What we got was a CGI rain forest with some very pretty luminescent plants, and a handful of beasts from the imagination of Cameron, with his imagination limited to such deep thoughts as "Imagine if a rhino fucked a hammerhead shark? How cool would that be?" or "What about a six legged horse with a face like an anteaters"

George Lucas (and his team of designers) have imagined and built a whole Star Wars universe in the films and spin off games. Anyone who's wasted far to much of their life wandering through the realms of Azeroth will have seen all sorts of landscapes and creatures. Even a child with ten minutes in the ceature genertaor in Spore could have come up with a few more interesting indigenous life forms. Glow in the dark plants and a handful of hybrids ain't nothing special Jimbo.

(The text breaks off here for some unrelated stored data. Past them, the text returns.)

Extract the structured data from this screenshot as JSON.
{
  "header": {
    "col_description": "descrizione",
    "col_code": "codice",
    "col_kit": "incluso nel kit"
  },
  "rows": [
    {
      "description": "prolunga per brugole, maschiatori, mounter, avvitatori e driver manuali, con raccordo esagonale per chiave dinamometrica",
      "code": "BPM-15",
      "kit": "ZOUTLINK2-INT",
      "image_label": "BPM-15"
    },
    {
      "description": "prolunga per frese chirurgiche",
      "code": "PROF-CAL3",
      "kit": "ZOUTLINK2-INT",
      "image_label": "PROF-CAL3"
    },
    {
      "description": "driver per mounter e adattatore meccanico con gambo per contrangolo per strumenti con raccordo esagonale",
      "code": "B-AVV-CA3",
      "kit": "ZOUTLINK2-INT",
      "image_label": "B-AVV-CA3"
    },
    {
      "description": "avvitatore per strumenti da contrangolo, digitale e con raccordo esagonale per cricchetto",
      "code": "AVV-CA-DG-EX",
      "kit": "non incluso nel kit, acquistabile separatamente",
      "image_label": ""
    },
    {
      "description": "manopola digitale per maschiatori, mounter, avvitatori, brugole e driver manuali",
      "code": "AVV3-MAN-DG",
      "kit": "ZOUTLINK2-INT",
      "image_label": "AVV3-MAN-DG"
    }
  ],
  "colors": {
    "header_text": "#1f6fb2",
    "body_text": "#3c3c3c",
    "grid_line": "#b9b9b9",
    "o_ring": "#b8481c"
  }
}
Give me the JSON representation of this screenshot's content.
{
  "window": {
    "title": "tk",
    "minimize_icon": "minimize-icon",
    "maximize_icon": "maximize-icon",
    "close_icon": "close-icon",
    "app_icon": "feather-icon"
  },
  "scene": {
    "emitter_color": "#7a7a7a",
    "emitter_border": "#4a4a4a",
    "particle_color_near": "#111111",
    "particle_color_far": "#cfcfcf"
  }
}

"And imagine those drop ships and heavy loaders that I imagined so well in Aliens," I imagine Jim said "Imagine if we used them again because they were so super cool?"

They were cool Jim, but we've seen them before. So why on Earth (or Pandora) have we advanced so far technologically that interstellar travel and conscious transplantation is possible, but in order to blow up a tree we have to have helicopters escorting a mahoosive bomber past floating mountains (not even gonna go there...) in order to push a couple of pallet loads of TNT out the back?

A simple story of boy meets tall blue girl, falls in love, embraces her values and come to realise that capitalism, environmental destruction and genocide are so not cool, but will still use a machine gun in the final Na'vi versus humans battle, because guns still are cool if you're a nine foot neon blue warrior.

And while I'm getting it off my chest Jim, why invent a whole language for your Na'vi, only to subtitle them with an off the shelf shitty typeface like Papyrus?Why not really take the piss and do it in Comic Sans? $500 million to make and you couldn't even be bothered to pay for someone to design a font for you?

But it's not all moan, moan, moan. It's just ..meh...

I loved the look of the film, and would probably have loved it more in 2D where my brain and eyes knew what they were doing. I loved the direction. CGI really let Jim put the camera and follow the action from anywhere he wanted, and he is a great director. I loved Zoe Saldanas turn as Neytiri. It's her subtly mo capped performance that breathes life into the character and makes her so real.

And I hated the one dimensional human characters. Walking cliche's the lot of them. I hated Jims clunky dialogue, and the *spoiler alert* way that Sigourney Weavers death pretty much gave away the ending of the film before the battle even started. The animals saving the day, the oh so amusingly titled 'unobtanium', 3D photos embedded in a 3D film, the touchy feely spiritual bollocks that's about as subtle as Jim carving 'Stop destroying the planet man!' into your chest with a rusty compass - all shit.

On the whole a good bit of escapist nonsense. Nice eye candy, and an easy way to kill a few hours. But not a game changer.

If it's true that we finally have the technology to make anything we imagine look real, we need to make that technology available to film makers that have that imagination in the first place. Step forward Neil Blomkamp. District 9 cost only $30 million to make, and is an incredible film, but will no doubt be over looked for the over bloated Avatar come Oscar season. I'd love to see a 3D fookin prawn.

At least the glasses are reusable. If I pop them on now and look at the cat, it's like I could almost reach out and touch him. Amazing technology.

1 comment:

  1. I loved the colours in this film...but the 3D gave me a headache and would have actually preferred to watch it in 2D to appriciate the colours without the migraine! Sis.